Local climate influences δO2/N2 variability in ice core records

Orbital dating using δO2/N2 records is a powerful tool for constructing ice core chronologies in deep ice cores due a widely observed anti-correlation with summer solstice insolation (SSI). While understood to be linked to near-surface snow metamorphism, the physical mechanisms driving this process remain poorly constrained and the role of local accumulation rate and temperature have been scarcely considered. We primarily present the results of our new study which uses a compilation of records from 14 ice cores to show a significant dependence of mean δO2/N2 on local accumulation rate and temperature.
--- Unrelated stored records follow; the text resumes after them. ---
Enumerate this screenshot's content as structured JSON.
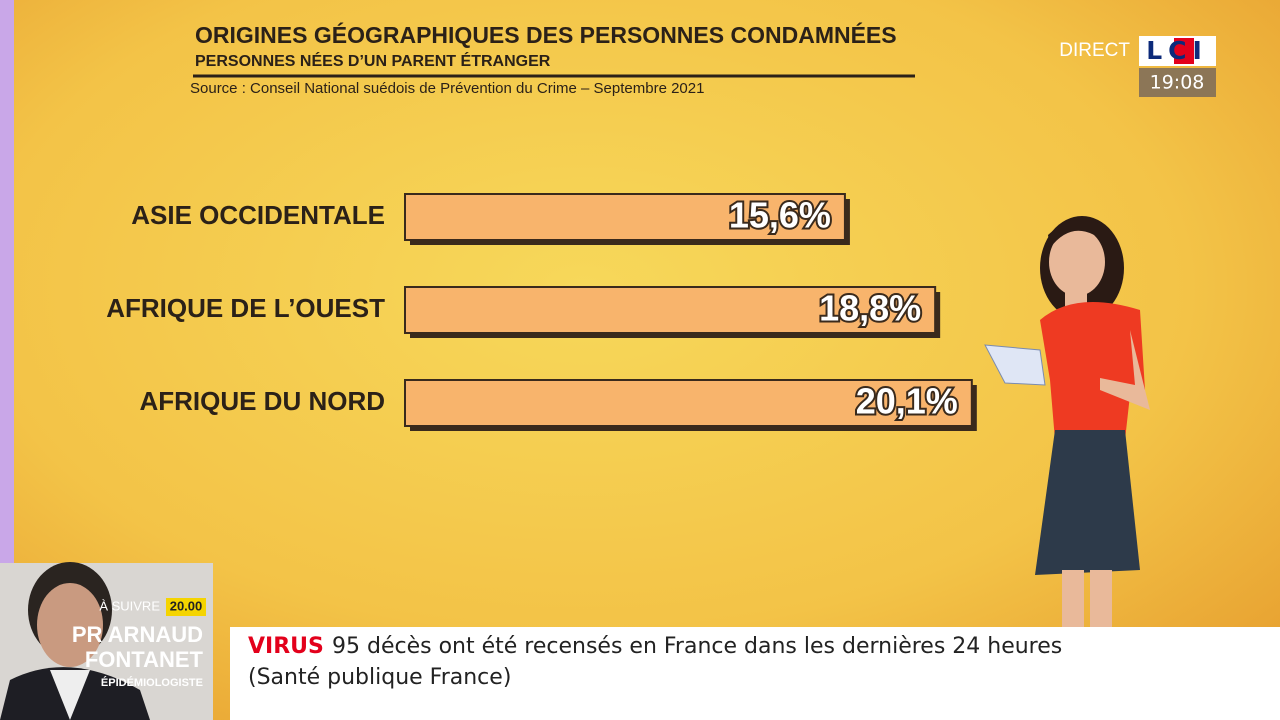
{
  "chart_data": {
    "type": "bar",
    "orientation": "horizontal",
    "title": "ORIGINES GÉOGRAPHIQUES DES PERSONNES CONDAMNÉES",
    "subtitle": "PERSONNES NÉES D’UN PARENT ÉTRANGER",
    "source": "Source : Conseil National suédois de Prévention du Crime – Septembre 2021",
    "categories": [
      "ASIE OCCIDENTALE",
      "AFRIQUE DE L’OUEST",
      "AFRIQUE DU NORD"
    ],
    "values": [
      15.6,
      18.8,
      20.1
    ],
    "value_labels": [
      "15,6%",
      "18,8%",
      "20,1%"
    ],
    "color": "#f8b46c"
  },
  "broadcast": {
    "live": "DIRECT",
    "channel": "LCI",
    "time": "19:08",
    "next_label": "À SUIVRE",
    "next_time": "20.00",
    "guest_name": [
      "PR ARNAUD",
      "FONTANET"
    ],
    "guest_role": "ÉPIDÉMIOLOGISTE",
    "ticker_tag": "VIRUS",
    "ticker_text": [
      "95 décès ont été recensés en France dans les dernières 24 heures",
      "(Santé publique France)"
    ]
  }
}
Using EPICA Dome C as a case study, we then show that during rapid climatic changes, an accumulation/temperature signal may be superimposed on top of the SSI signal and therefore should be accounted for when using peak-matching techniques for future dating of deep ice cores, such as the EPICA or Beyond EPICA cores.Further to our study, we include new δO2/N2 data measured in shallow, bubbly ice just below close-off from two newly drilled firn cores at sites with distinct close-off conditions; D-47 and Little Dome C (the Beyond EPICA site), which support our findings. Moreover, thanks to parallel firn air pumping campaigns, overlapping data from open and closed porosity at these two sites promise greater insight into the mechanisms driving close-off fractionation.